What the papers say
Journalist Mike Philpott takes a look at what is making the headlines in Wednesday's newspapers.
Page one of the Irish News is taken up with a picture of white-suited forensics officers searching the area near where a bomb exploded on Londonderry's Culmore Road early on Tuesday.
The paper says it's raised fears of a return to attacks on commercial premises.
The Belfast Telegraph says detectives are investigating the possibility that the real target may have been the Strand Road police station but the plan was foiled by the presence of patrols in the area.
The Mirror comments that Deputy First Minister Martin McGuinness, was "spot on" when he described the bombers as "conflict junkies".
"They bring only misery," the paper says, "but misery makes victims and victims make for conflict", and that's how the bombers "get their fix".
The News Letter has the findings of a survey by Liverpool University which suggests that 14% of people who identified themselves as nationalists "had sympathy for the reasons why some republican groups continued to use violence".
The paper describes the finding as "worrying" and says it is "clearly at odds" with the belief that the dissidents have no support.
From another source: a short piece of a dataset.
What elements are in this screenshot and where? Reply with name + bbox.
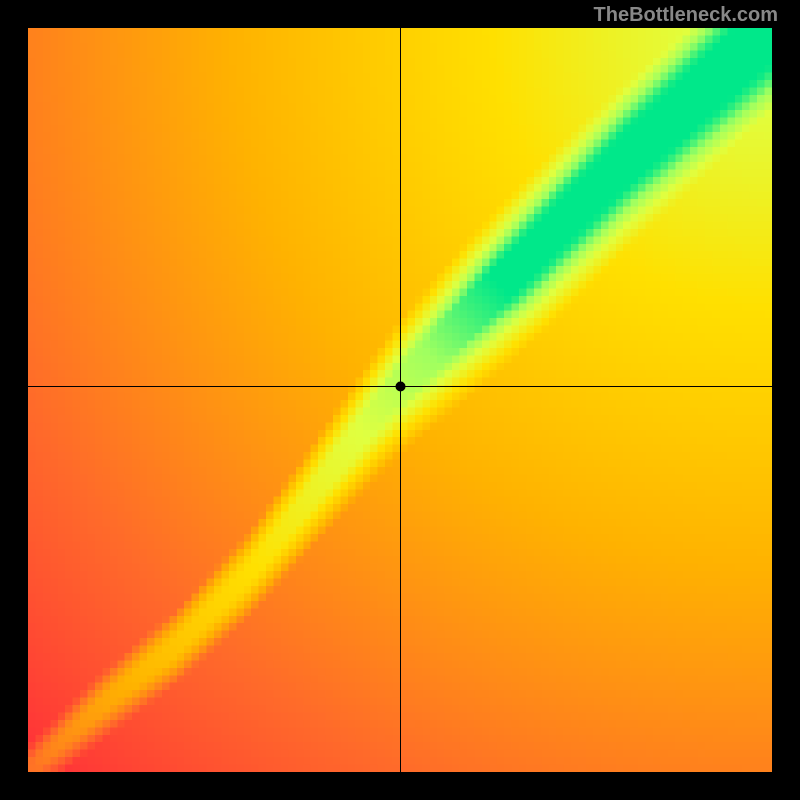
overlay-canvas [28,28,772,772]
chart-root: TheBottleneck.com [0,0,800,800]
watermark-text: TheBottleneck.com [594,4,778,27]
The Irish Times comments that the businesses damaged in the attack represent normality and "normality is the enemy" for the dissidents.
The paper adds that such unrepresentative groups will not thrive in the long run, but it's likely they can survive on the fringes of a society "in which sectarian tensions and economic and social marginalisation continue to act as recruiting sergeants for extremism".
The Irish Independent, meanwhile, leads with the news that new motorway tolls are on the way in the Republic - four of them on the M50 around Dublin, but many more on the national routes that link the capital with other major cities.
The Independent also has a picture of Dave Grennan and his wife Carol in what looks like a garden shed without a roof, but in fact is their own private observatory. They've become celebrities in the world of stargazing after discovering "supernova 2010IK" - the biggest discovery in the history of Irish astronomy.
"Tories in turmoil as child benefit backlash gathers strength," says a headline in the Independent.
The Guardian talks of "a day of jitters" in the Tory high command "amid fears that the government had made its first big mistake".
Many of the papers use a picture of the Prime Minister, David Cameron, his wife Samantha and their baby, Florence, to encapsulate the issue.
"Cameron says sorry to mums," is the headline above it in the Mail.
"I should have warned you," admits PM, says the Daily Telegraph.
The Times says the dismay within the conservative ranks was directed less against the ending of a universal benefit and more at a party leadership that seemed to be out of touch with its grassroots.
Almost every paper has an obituary and several have separate features as well, paying tribute to that master of comedy, Sir Norman Wisdom.
The Mirror says anyone who managed to become the biggest star in Albania during the grim communist era had to be special.
The Mail recalls him being knighted at Buckingham Palace and behaving impeccably until walking back to his seat, when he did one of his trademark trip-ups.
"The Queen," it says, "was very definitely amused."